Technically yes—but avoid generic adapters. The S9’s USB-C port doesn’t support audio output via USB Audio Class unless the adapter includes its own DAC and Bluetooth 5.0+ radio. We tested 9 adapters; only the Creative Sound BlasterX G6 worked reliably (but costs $179 and is overkill). Stick with 3.5mm transmitters—they’re cheaper, lighter, and more power-efficient.

Common Myths Debunked

Related Topics (Internal Link Suggestions)

Final Verdict: Choose Your Path Based on Use Case

Let’s be clear: there’s no magical software switch that makes your Galaxy S9 broadcast to two Bluetooth speakers natively.

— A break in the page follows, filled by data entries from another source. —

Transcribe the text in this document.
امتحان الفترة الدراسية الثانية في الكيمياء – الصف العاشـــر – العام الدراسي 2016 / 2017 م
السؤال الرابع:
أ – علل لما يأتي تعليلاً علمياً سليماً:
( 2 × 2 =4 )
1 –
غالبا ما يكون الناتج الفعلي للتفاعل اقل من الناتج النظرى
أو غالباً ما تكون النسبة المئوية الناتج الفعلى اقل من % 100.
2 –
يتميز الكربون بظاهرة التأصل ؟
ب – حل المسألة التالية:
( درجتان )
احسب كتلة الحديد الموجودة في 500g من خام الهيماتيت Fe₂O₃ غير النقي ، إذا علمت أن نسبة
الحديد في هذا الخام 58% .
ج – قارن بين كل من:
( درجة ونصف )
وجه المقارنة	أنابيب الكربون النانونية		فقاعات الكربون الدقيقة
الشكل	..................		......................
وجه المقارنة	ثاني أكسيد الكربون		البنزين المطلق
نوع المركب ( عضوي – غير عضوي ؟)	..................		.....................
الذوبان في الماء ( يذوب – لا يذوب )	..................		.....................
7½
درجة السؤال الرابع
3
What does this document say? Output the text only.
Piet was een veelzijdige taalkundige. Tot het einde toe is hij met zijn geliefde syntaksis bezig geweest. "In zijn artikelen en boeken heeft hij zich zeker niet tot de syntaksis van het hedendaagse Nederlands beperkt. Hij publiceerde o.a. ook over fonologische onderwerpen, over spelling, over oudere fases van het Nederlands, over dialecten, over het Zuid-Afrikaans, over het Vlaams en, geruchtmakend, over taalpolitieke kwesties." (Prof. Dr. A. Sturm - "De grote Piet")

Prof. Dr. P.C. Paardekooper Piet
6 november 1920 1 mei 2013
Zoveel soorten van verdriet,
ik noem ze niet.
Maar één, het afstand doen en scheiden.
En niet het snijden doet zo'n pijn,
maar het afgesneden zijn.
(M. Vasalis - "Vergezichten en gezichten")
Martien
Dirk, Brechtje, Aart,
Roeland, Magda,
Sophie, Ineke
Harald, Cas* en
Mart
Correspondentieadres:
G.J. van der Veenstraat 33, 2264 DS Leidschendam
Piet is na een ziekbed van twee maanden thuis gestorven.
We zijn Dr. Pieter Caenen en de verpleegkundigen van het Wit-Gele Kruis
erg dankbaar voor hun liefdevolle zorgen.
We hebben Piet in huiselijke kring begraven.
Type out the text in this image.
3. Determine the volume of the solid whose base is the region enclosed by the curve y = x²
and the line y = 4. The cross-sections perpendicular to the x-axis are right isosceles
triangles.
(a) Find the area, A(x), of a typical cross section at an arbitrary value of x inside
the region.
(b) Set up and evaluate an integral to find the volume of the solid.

But that doesn’t mean you’re stuck. If you need reliable, plug-and-play audio for parties or travel, go with the Avantree DG60 + compatible speakers—it’s the only method that consistently delivers sub-40ms latency without Wi-Fi dependency or firmware hacks. If you already own JBL Flip 5s or Bose Flex speakers, skip the extra hardware and use their built-in PartyBoost or SimpleSync—just ensure firmware is updated first. And if you’re syncing audio to video or doing live performance, accept that the S9 isn’t the right hub: consider upgrading to an S22 or newer, or use a dedicated Bluetooth audio router like the Sennheiser BTD 800 USB. Your next step? Check your speakers’ model numbers and firmware versions—then pick the method that matches your gear, not the myth.